Der Trend zu unerwarteten Fortsetzungen geht weiter. In diesem Fall tut man dem Film allerdings Unrecht, denn die Roman-Fortsetzung erschien bereits 2013. Stephen King war bekanntlich mit Kubricks Shining nicht zufrieden und hat vor allem mit dem Ende gehadert. Deshalb hat er diesmal darauf geachtet, dass sich Autor und Regisseur Mike Flanagan stärker an die Vorlage hält …
Doctor Sleeps Erwachen
Dan (Ewan McGregor) hat die Ereignisse im Overlook-Hotel nicht gut verarbeitet. Noch jahrelang verfolgen ihn als Kind Alpträume – und die hungrigen Geister, die es in dem unheimlichen Gemäuer auf ihn abgesehen hatten. Doch sein Mentor, der verstorbene Dick Hallorann (Carl Lumbly) zeigt ihm einen Trick, wie er die verdammten Seelen in seinem Geist einsperren kann. 30 Jahre später unternimmt der alkoholkranke Dan einen Neuanfang in einer kleinen Stadt an der Ostküste, bekommt sein Leben langsam wieder in den Griff und findet Arbeit in einem Hospiz. Eines Tages erhält er unerwartet Besuch von der 13-jährigen Abra (Kyliegh Curran), die ebenfalls über die Gabe des Shining verfügt – und ins Visier einer Gruppe von Energie-Vampiren geraten ist, die sich von genau solchen Kindern ernähren. Sie bittet Dan um Hilfe …

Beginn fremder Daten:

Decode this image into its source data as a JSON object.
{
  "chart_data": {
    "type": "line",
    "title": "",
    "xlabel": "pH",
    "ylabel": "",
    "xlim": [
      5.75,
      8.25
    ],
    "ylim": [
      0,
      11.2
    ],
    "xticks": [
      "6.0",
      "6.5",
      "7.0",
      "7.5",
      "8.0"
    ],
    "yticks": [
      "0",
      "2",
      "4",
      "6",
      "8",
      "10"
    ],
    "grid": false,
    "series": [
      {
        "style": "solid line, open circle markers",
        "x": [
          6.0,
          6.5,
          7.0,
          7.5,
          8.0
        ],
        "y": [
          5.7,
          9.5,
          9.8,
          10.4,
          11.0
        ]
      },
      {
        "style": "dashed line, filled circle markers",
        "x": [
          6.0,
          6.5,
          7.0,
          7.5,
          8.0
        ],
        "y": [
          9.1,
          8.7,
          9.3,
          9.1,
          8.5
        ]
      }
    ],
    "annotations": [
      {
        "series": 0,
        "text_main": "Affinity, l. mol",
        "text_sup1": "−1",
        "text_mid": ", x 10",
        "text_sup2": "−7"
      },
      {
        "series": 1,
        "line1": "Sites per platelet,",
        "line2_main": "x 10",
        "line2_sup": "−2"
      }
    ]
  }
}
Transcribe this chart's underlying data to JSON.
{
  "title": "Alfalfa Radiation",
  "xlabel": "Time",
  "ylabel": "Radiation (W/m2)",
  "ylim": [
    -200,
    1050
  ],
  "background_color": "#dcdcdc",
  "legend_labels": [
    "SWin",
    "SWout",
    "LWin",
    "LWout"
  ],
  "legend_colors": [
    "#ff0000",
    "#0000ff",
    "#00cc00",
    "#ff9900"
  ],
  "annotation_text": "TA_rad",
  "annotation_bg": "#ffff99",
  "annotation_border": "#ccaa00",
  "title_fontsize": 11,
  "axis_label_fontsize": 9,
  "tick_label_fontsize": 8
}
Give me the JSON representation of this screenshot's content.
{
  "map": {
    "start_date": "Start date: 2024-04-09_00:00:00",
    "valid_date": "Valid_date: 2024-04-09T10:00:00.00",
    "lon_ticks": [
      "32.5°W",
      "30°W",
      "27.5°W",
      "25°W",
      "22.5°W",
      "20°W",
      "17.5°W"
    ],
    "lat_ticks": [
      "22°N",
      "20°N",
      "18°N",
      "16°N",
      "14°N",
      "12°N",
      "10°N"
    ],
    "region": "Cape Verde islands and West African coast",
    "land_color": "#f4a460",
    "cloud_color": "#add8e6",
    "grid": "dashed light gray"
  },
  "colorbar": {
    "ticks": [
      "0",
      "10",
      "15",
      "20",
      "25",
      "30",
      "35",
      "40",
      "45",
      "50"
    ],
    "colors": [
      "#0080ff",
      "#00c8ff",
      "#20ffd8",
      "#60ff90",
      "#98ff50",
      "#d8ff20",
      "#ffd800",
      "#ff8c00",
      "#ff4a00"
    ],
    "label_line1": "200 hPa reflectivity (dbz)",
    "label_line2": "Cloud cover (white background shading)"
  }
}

Wie kann ein Kind solch traumatische Ereignisse wie in Shining überleben, ohne daran zugrunde zu gehen? Dan hat überlebt, zahlt aber einen hohen Preis dafür, denn um sein Shining zu unterdrücken, flüchtet er sich in Alkohol und Drogen. Gleichzeitig befürchtet er, genau wie sein Vater der Sucht zum Opfer zu fallen. Erst viele Jahre später schafft er es, sich aus den Fängen der Sucht zu befreien und seine Gabe einzusetzen, ohne sich zu sehr den Geistern auszuliefern.
Bis die eigentliche Geschichte beginnt und Abra Dan um Hilfe bittet, vergeht sehr viel Zeit. Zeit, in der Flanagan ausführlich von Dans Leben berichtet, Abra und ihre Gabe vorstellt und sich auch den Vampiren widmet, die die junge, ebenfalls übersinnlich begabte Andi (Emily Alyn Lind) zu einer der ihren machen. Man sieht auch, wie die Bande einen Jungen (Jacob Tremblay) entführt und ihn um seiner Kräfte willen tötet.
Das alles ist ganz interessant und solide geschildert, bringt die eigentliche Story aber nicht voran. Erst in der zweiten Hälfte des insgesamt etwas zu langen Films zieht das Tempo an und entwickelt sich ein spannender Kampf Gut gegen Böse. Vor allem Rose, die Anführerin der Vampire, ist ein faszinierender Charakter und wird von Rebecca Ferguson hervorragend verkörpert. Dieses Katz-und-Maus-Spiel hätte ruhig etwas länger dauern können.
Auch der Showdown im alten Overlook-Hotel ist gut gelungen und entführt einen noch einmal an den Schauplatz von Shining. Und King bekommt endlich das Ende, das er sich gewünscht hat …
Welcher Film ist nun besser? Diese Frage lässt sich nicht so einfach beantworten. Shining ist meisterhaft inszeniert und hat in der Bildsprache Maßstäbe für folgende Generationen gesetzt. Da kann Mike Flanagan nicht mithalten, obwohl er seine Sache ausgesprochen gut gemacht hat. Ging es in Shining um das Auseinanderbrechen einer Familie und den Wahnsinn, der sich einer Person bemächtigt, handelt Doctor Sleeps Erwachen eher von der Frage, inwieweit unsere Eltern uns beeinflussen, was von unserem Verhalten auf ihre Gene oder ihre Erziehung zurückzuführen ist. Er handelt aber auch von den Familien, die wir uns selbst wählen, sei es im Bösen (wie bei Rose, Andi und ihren Freunden) oder im Guten (Dan, Hallorann und Abra). Das Ende von Shining ist befriedigender als das der Fortsetzung, der eine funktioniert besser als Horrorfilm als der andere, aber alles in allem kann man sagen, dass Doctor Sleeps Erwachen mit Shining durchaus mithalten kann. Eine gelungene Fortsetzung.